Department of Pathophysiology, Key Laboratory for Shock and Microcirculation Research, Southern Medical University, Guangzhou, P R China.
Cardiovasc Diabetol. 2012 Jan 17;11:7. doi: 10.1186/1475-2840-11-7.
The role of advanced glycation end products (AGEs) in the development of diabetes, especially diabetic complications, has been emphasized in many reports. Accumulation of AGEs in the vasculature triggers a series of morphological and functional changes in endothelial cells (ECs) and induces an increase of endothelial permeability. This study was to investigate the involvement of RhoA/ROCK-dependent moesin phosphorylation in endothelial abnormalities induced by AGEs.
Using human dermal microvascular endothelial cells (HMVECs), the effects of human serum albumin modified-AGEs (AGE-HSA) on the endothelium were assessed by measuring monolayer permeability and staining of F-actin in HMVECs. Activations of RhoA and ROCK were determined by a luminescence-based assay and immunoblotting. Transfection of recombinant adenovirus that was dominant negative for RhoA (RhoA N19) was done to down-regulate RhoA expression, while adenovirus with constitutively activated RhoA (RhoA L63) was transfected to cause overexpression of RhoA in HMVECs. H-1152 was employed to specifically block activation of ROCK. Co-immunoprecipitation was used to further confirm the interaction of ROCK and its downstream target moesin. To identify AGE/ROCK-induced phosphorylation site in moesin, two mutants pcDNA3/HA-moesinT(558A) and pcDNA3/HA-moesinT(558D) were applied in endothelial cells.
The results showed that AGE-HSA increased the permeability of HMVEC monolayer and triggered the formation of F-actin-positive stress fibers. AGE-HSA enhanced RhoA activity as well as phosphorylation of ROCK in a time- and dose-dependent manner. Down-regulation of RhoA expression with RhoA N19 transfection abolished these AGE-induced changes, while transfection of RhoA L63 reproduced the AGE-evoked changes.

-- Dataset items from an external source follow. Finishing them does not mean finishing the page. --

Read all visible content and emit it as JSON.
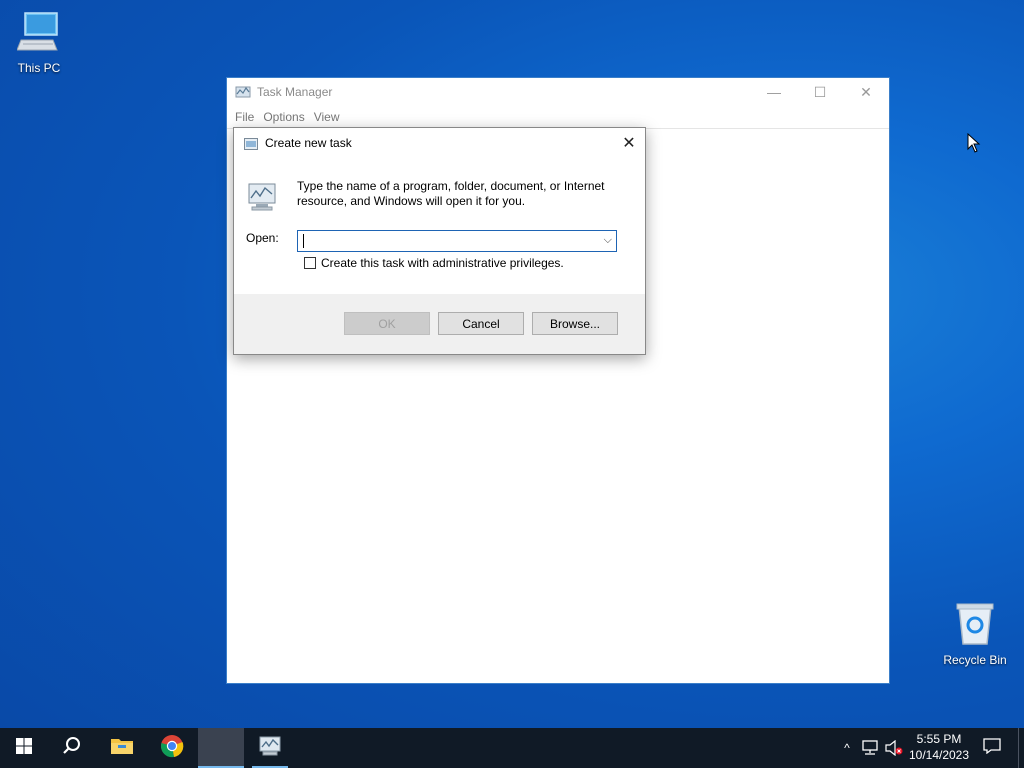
{
  "desktop": {
    "icons": [
      {
        "label": "This PC",
        "icon": "computer-icon"
      },
      {
        "label": "Recycle Bin",
        "icon": "recycle-bin-icon"
      }
    ]
  },
  "task_manager": {
    "title": "Task Manager",
    "icon": "task-manager-icon",
    "menu": [
      "File",
      "Options",
      "View"
    ],
    "controls": {
      "minimize": "—",
      "maximize": "☐",
      "close": "✕"
    }
  },
  "dialog": {
    "title": "Create new task",
    "close": "✕",
    "message": "Type the name of a program, folder, document, or Internet resource, and Windows will open it for you.",
    "open_label": "Open:",
    "open_value": "",
    "combo_arrow": "⌵",
    "admin_checkbox_label": "Create this task with administrative privileges.",
    "admin_checked": false,
    "buttons": {
      "ok": "OK",
      "cancel": "Cancel",
      "browse": "Browse..."
    },
    "ok_disabled": true
  },
  "taskbar": {
    "items": [
      "start-icon",
      "search-icon",
      "file-explorer-icon",
      "chrome-icon",
      "blank-app",
      "task-manager-icon"
    ],
    "tray": {
      "chevron": "^"
    },
    "clock": {
      "time": "5:55 PM",
      "date": "10/14/2023"
    }
  },
  "colors": {
    "desktop_blue": "#0a55b8",
    "taskbar": "#101a26",
    "accent": "#1e64b4"
  }
}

H-1152 attenuated the AGE-induced alteration in monolayer permeability and cytoskeleton. The results also confirmed the AGE-induced direct interaction of ROCK and moesin. Thr558 was further identified as the phosphorylating site of moesin in AGE-evoked endothelial responses.
These results confirm the involvement of RhoA/ROCK pathway and subsequent moesin Thr558 phosphorylation in AGE-mediated endothelial dysfunction.

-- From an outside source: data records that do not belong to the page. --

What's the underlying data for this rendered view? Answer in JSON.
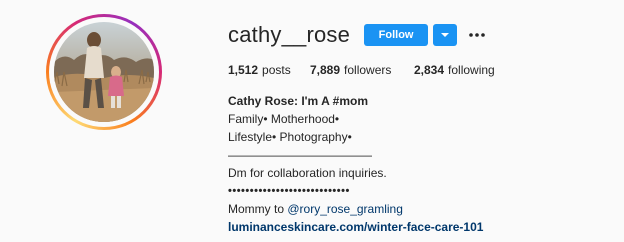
{
  "profile": {
    "username": "cathy__rose",
    "follow_label": "Follow"
  },
  "stats": {
    "posts_count": "1,512",
    "posts_label": "posts",
    "followers_count": "7,889",
    "followers_label": "followers",
    "following_count": "2,834",
    "following_label": "following"
  },
  "bio": {
    "name": "Cathy Rose: I'm A #mom",
    "line1": "Family• Motherhood•",
    "line2": "Lifestyle• Photography•",
    "divider": "————————————",
    "line3": "Dm for collaboration inquiries.",
    "dots": "••••••••••••••••••••••••••••",
    "mommy_prefix": "Mommy to ",
    "mommy_mention": "@rory_rose_gramling",
    "website": "luminanceskincare.com/winter-face-care-101"
  },
  "colors": {
    "accent": "#1a93f3",
    "link": "#00376b",
    "background": "#fafafa"
  },
  "icons": {
    "dropdown": "chevron-down-icon",
    "more": "more-options-icon"
  }
}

高级糖基化终产物(AGEs)在糖尿病,特别是糖尿病并发症的发展中的作用,在许多报告中都有强调。AGEs 在血管中的积累会触发内皮细胞(ECs)的一系列形态和功能变化,并诱导内皮通透性增加。本研究旨在探讨 RhoA/ROCK 依赖性 moesin 磷酸化在 AGE 诱导的内皮异常中的作用。
使用人真皮微血管内皮细胞(HMVECs),通过测量 HMVECs 单层通透性和 F-肌动蛋白染色来评估人血清白蛋白修饰的 AGE(AGE-HSA)对内皮的影响。通过发光测定法和免疫印迹法测定 RhoA 和 ROCK 的激活。转染显性失活的 RhoA 重组腺病毒(RhoA N19)以下调 RhoA 表达,而转染组成型激活的 RhoA 重组腺病毒(RhoA L63)以使 RhoA 在 HMVECs 中过表达。使用 H-1152 特异性阻断 ROCK 的激活。共免疫沉淀进一步证实了 ROCK 与其下游靶标 moesin 的相互作用。为了鉴定 moesin 中的 AGE/ROCK 诱导的磷酸化位点,应用了两个突变体 pcDNA3/HA-moesinT(558A) 和 pcDNA3/HA-moesinT(558D)。

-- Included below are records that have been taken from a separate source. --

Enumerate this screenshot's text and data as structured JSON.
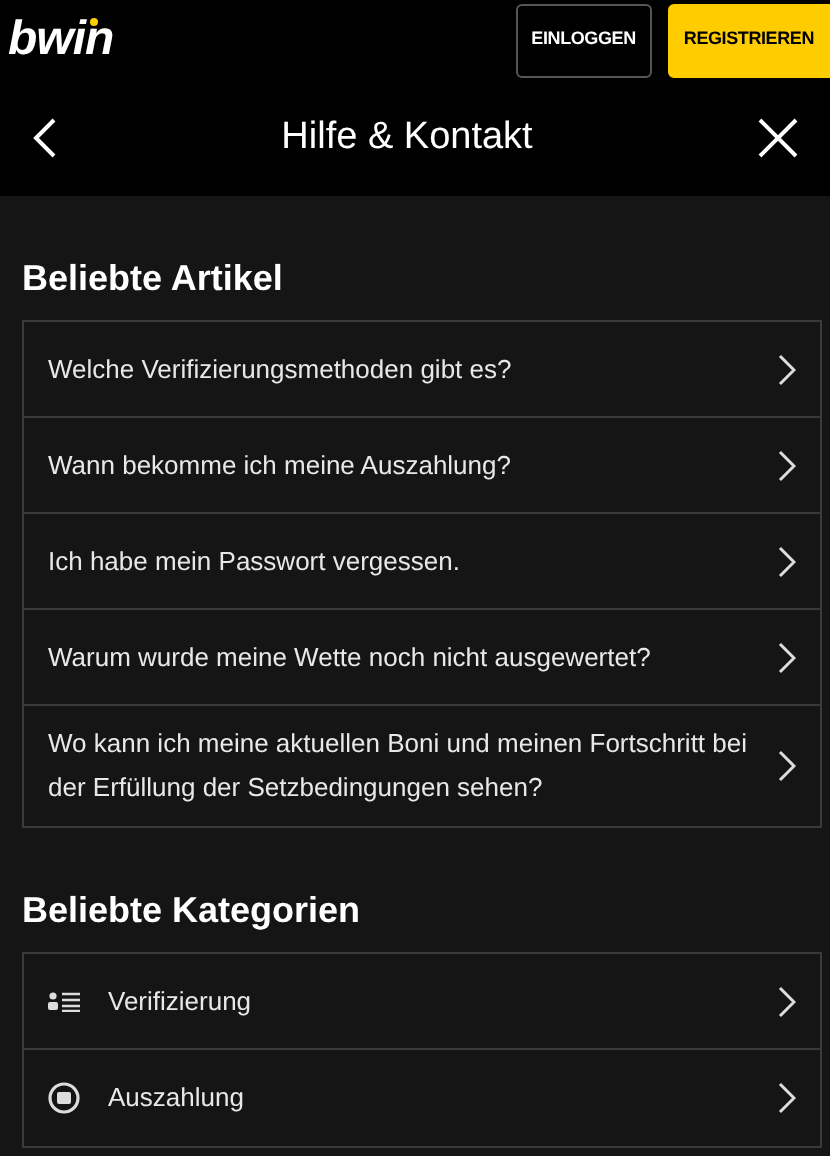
{
  "header": {
    "logo": "bwin",
    "buttons": [
      {
        "label": "EINLOGGEN",
        "kind": "outline"
      },
      {
        "label": "REGISTRIEREN",
        "kind": "primary"
      }
    ]
  },
  "nav": {
    "title": "Hilfe & Kontakt"
  },
  "sections": [
    {
      "title": "Beliebte Artikel",
      "items": [
        {
          "label": "Welche Verifizierungsmethoden gibt es?"
        },
        {
          "label": "Wann bekomme ich meine Auszahlung?"
        },
        {
          "label": "Ich habe mein Passwort vergessen."
        },
        {
          "label": "Warum wurde meine Wette noch nicht ausgewertet?"
        },
        {
          "label": "Wo kann ich meine aktuellen Boni und meinen Fortschritt bei der Erfüllung der Setzbedingungen sehen?"
        }
      ]
    },
    {
      "title": "Beliebte Kategorien",
      "items": [
        {
          "label": "Verifizierung"
        },
        {
          "label": "Auszahlung"
        }
      ]
    }
  ]
}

结果表明,AGE-HSA 增加了 HMVEC 单层的通透性,并引发了 F-肌动蛋白阳性应力纤维的形成。AGE-HSA 以时间和剂量依赖的方式增强了 RhoA 活性和 ROCK 的磷酸化。用 RhoA N19 转染下调 RhoA 表达消除了这些 AGE 诱导的变化,而转染 RhoA L63 则再现了 AGE 引起的变化。H-1152 减弱了 AGE 诱导的单层通透性和细胞骨架改变。结果还证实了 AGE 诱导的 ROCK 和 moesin 的直接相互作用。Thr558 进一步被确定为 AGE 诱导的内皮反应中 moesin 的磷酸化位点。
这些结果证实了 RhoA/ROCK 途径及其随后的 moesin Thr558 磷酸化在 AGE 介导的内皮功能障碍中的作用。